Part IV: The Defense of the Bodily Resurrection (Chapter 15)
The theological climax of the letter occurs here. Heavily influenced by Greek philosophy (which viewed the physical realm as a prison to escape), some Corinthians were claiming there is no future resurrection of the dead; they believed salvation was a purely spiritual, intellectual enlightenment.
Paul argues that if there is no bodily resurrection, then Christ himself was not raised, and the entire Christian faith is a futile, miserable lie. He outlines a robust theology of the resurrection: Christ is the “first fruits” of a massive cosmic harvest. Paul explains that the current physical body (sown in weakness and mortality) will be radically transformed into a “spiritual body” (soma pneumatikon)—not a ghost, but a physical body animated and sustained entirely by the indestructible power of the Holy Spirit, ultimately conquering death itself.
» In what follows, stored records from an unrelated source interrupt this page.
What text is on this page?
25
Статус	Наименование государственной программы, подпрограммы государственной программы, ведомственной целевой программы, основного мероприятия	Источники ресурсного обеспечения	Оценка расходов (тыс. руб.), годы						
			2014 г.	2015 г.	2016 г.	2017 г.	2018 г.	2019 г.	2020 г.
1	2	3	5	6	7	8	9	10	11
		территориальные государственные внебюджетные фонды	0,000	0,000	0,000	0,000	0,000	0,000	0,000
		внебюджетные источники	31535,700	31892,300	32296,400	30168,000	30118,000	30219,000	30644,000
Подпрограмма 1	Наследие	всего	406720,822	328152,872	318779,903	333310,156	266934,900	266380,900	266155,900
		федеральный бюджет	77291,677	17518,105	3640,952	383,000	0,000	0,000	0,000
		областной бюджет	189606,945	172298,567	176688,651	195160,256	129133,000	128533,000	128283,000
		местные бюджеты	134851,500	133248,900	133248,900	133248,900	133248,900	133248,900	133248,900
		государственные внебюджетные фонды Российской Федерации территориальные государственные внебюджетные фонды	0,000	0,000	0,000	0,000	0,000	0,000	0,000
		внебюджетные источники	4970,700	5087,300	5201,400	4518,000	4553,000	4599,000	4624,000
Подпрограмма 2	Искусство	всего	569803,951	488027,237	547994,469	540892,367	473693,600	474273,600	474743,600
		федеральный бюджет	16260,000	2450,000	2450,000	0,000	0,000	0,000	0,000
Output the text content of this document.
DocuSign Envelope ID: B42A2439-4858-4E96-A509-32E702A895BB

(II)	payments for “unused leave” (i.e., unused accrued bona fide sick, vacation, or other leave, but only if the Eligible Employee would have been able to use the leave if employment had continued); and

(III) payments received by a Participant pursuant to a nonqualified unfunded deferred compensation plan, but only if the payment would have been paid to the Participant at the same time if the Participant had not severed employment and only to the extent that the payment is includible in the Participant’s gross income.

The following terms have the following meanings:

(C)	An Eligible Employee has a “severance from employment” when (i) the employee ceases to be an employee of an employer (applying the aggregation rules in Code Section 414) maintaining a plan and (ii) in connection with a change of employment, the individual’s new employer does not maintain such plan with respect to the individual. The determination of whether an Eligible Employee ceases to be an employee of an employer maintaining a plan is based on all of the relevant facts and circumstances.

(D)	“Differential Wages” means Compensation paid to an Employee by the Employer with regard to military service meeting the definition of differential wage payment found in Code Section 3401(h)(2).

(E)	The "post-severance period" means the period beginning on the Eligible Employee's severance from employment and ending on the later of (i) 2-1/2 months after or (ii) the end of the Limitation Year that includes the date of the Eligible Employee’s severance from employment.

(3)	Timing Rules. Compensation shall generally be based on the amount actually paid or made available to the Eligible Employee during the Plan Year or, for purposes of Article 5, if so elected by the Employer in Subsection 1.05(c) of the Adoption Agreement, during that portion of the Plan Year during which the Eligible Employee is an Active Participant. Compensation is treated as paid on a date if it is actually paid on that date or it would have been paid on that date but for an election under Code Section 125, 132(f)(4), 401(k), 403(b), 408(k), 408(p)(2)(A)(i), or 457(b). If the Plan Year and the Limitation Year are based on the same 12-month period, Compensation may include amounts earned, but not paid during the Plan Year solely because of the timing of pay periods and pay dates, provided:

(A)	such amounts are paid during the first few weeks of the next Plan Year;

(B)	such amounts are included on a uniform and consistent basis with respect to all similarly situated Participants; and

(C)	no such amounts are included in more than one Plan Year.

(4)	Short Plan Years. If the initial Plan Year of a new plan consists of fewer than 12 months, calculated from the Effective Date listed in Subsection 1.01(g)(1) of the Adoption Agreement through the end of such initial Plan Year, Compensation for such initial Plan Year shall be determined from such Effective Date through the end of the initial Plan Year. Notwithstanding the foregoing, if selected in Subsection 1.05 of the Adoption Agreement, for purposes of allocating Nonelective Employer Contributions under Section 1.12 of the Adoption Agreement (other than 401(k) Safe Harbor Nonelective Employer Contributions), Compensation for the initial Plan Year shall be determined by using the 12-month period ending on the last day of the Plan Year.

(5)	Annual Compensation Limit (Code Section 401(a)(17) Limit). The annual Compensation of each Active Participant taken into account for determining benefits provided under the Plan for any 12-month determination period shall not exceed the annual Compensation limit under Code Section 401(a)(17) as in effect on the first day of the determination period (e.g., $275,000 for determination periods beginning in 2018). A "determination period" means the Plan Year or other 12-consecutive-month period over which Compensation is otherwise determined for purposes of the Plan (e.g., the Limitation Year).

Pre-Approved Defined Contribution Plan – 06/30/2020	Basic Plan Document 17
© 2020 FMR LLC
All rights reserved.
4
Part V: Final Instructions (Chapter 16)
The letter closes with logistical instructions regarding a massive fundraising collection Paul is organizing among his Gentile churches to relieve the poverty of the Jewish Christians in Jerusalem. He details his upcoming travel plans, urges them to stand firm, and closes with the Aramaic prayer “Maranatha” (“Our Lord, come!”).

The Greek title for the First Epistle to the Corinthians is Pros Korinthious Alpha (Πρὸς Κορινθίους Α΄), which translates to “First to the Corinthians.”
From a historical perspective, the title is actually a misnomer. Within the text itself (1 Corinthians 5:9), Paul mentions a previous letter he had written to this community warning them about sexual immorality. That initial letter has been lost to history. Therefore, our “1 Corinthians” is actually at least Paul’s second letter to the church in Corinth.